Mihara, Tatehiro; Matsuoka, Masaru; Kawai, Nobuyuki; Yoshida, Atsumasa; Tsunemi, Hiroshi; Miyata, Emi; Negoro, Hitoshi; Torii, Kenichi; Ueno, Shiro; Sugizaki, Mutsumi; Tomida, Hiroshi; Sakurai, Ikuya; Shirasaki, Yuji; Yamauchi, Makoto
January 2000
AIP Conference Proceedings;2000, Vol. 504 Issue 1, p181
Academic Journal
Monitor of All-sky X-ray Image (MAXI) is the first astrophysical payload which will be mounted on the Japanese Experiment Module (JEM) Exposed Facility in 2004. It is an X-ray all-sky monitor with unprecedented sensitivity to watch the activities of the X-ray sources in the whole sky in every 90 minutes. MAXI is boxshaped in 0.8×1.2×1.85 m with the weight of 500 kg. The mission life will be at least 2 years. MAXI has two fan-like field of views (FOV), 106×1.5 degree each. The X-ray instruments are Gas Slit Camera (GSC) and Solid-state Slit Camera (SSC). The GSC uses gas one-dimensional position sensitive proportional counters with 5340 cm2 effective area in total and the SSC uses CCDs with 200 cm2. Both are capable to detect one-dimensional image which is used to obtain the locations of the X-ray sources in the FOV along the long direction.

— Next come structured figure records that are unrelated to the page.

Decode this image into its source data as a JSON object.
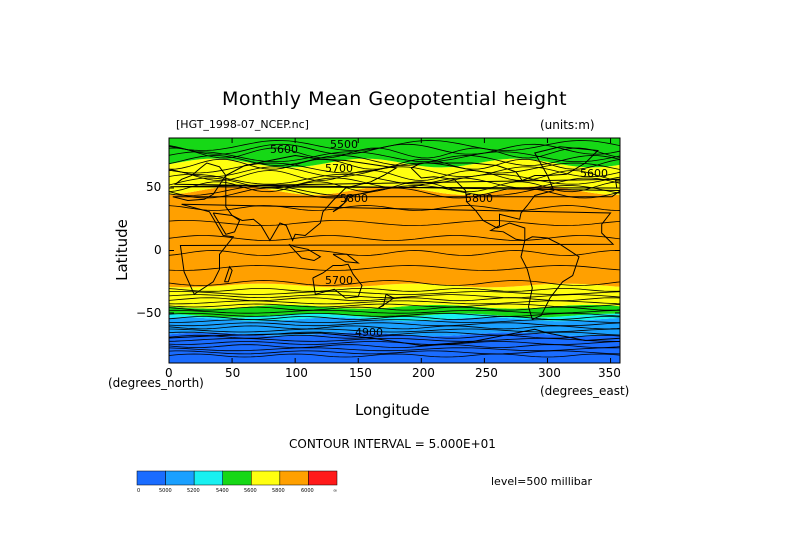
{
  "title": "Monthly Mean Geopotential height",
  "file_label": "[HGT_1998-07_NCEP.nc]",
  "units_label": "(units:m)",
  "xlabel": "Longitude",
  "ylabel": "Latitude",
  "lat_units": "(degrees_north)",
  "lon_units": "(degrees_east)",
  "contour_interval": "CONTOUR INTERVAL = 5.000E+01",
  "level": "level=500 millibar",
  "x_ticks": [
    "0",
    "50",
    "100",
    "150",
    "200",
    "250",
    "300",
    "350"
  ],
  "y_ticks": [
    "50",
    "0",
    "−50"
  ],
  "contour_labels": [
    "5500",
    "5600",
    "5700",
    "5800",
    "5800",
    "5600",
    "4900",
    "5700"
  ],
  "colorbar": {
    "colors": [
      "#1a6cff",
      "#1aa0ff",
      "#18f0f0",
      "#16d816",
      "#ffff10",
      "#ffa000",
      "#ff1a1a"
    ],
    "labels": [
      "0",
      "5000",
      "5200",
      "5400",
      "5600",
      "5800",
      "6000",
      "∞"
    ]
  },
  "chart_data": {
    "type": "heatmap",
    "title": "Monthly Mean Geopotential height",
    "xlabel": "Longitude",
    "ylabel": "Latitude",
    "xlim": [
      0,
      357.5
    ],
    "ylim": [
      -90,
      90
    ],
    "bands": [
      {
        "lat_range": [
          -90,
          -67
        ],
        "level_range": [
          0,
          5000
        ],
        "color": "#1a6cff"
      },
      {
        "lat_range": [
          -67,
          -55
        ],
        "level_range": [
          5000,
          5200
        ],
        "color": "#1aa0ff"
      },
      {
        "lat_range": [
          -55,
          -52
        ],
        "level_range": [
          5200,
          5400
        ],
        "color": "#18f0f0"
      },
      {
        "lat_range": [
          -52,
          -45
        ],
        "level_range": [
          5400,
          5600
        ],
        "color": "#16d816"
      },
      {
        "lat_range": [
          -45,
          -28
        ],
        "level_range": [
          5600,
          5800
        ],
        "color": "#ffff10"
      },
      {
        "lat_range": [
          -28,
          48
        ],
        "level_range": [
          5800,
          6000
        ],
        "color": "#ffa000"
      },
      {
        "lat_range": [
          48,
          70
        ],
        "level_range": [
          5600,
          5800
        ],
        "color": "#ffff10"
      },
      {
        "lat_range": [
          70,
          90
        ],
        "level_range": [
          5400,
          5600
        ],
        "color": "#16d816"
      }
    ]
  }
}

Together with the scan which determine the other direction, MAXI can scan almost all sky with a precision of better than 1 degree in the energy range of 0.5–30 keV. The CCD is electrically cooled to -60 °C and the camera body is radiatively cooled to -20 °C. The CCD chip itself and the radiators may suffer contamination problem. The continuous Ethernet down link will enable us to alert the astronomers in all over the world to the appearance of X-ray transients, novae, bursts, flares etc. We made a test counter and test chips in 1998. Those are being tested in RIKEN, NASDA and Osaka-university. In this paper the test results will be presented, as well as the general description of the MAXI mission. © 2000 American Institute of Physics.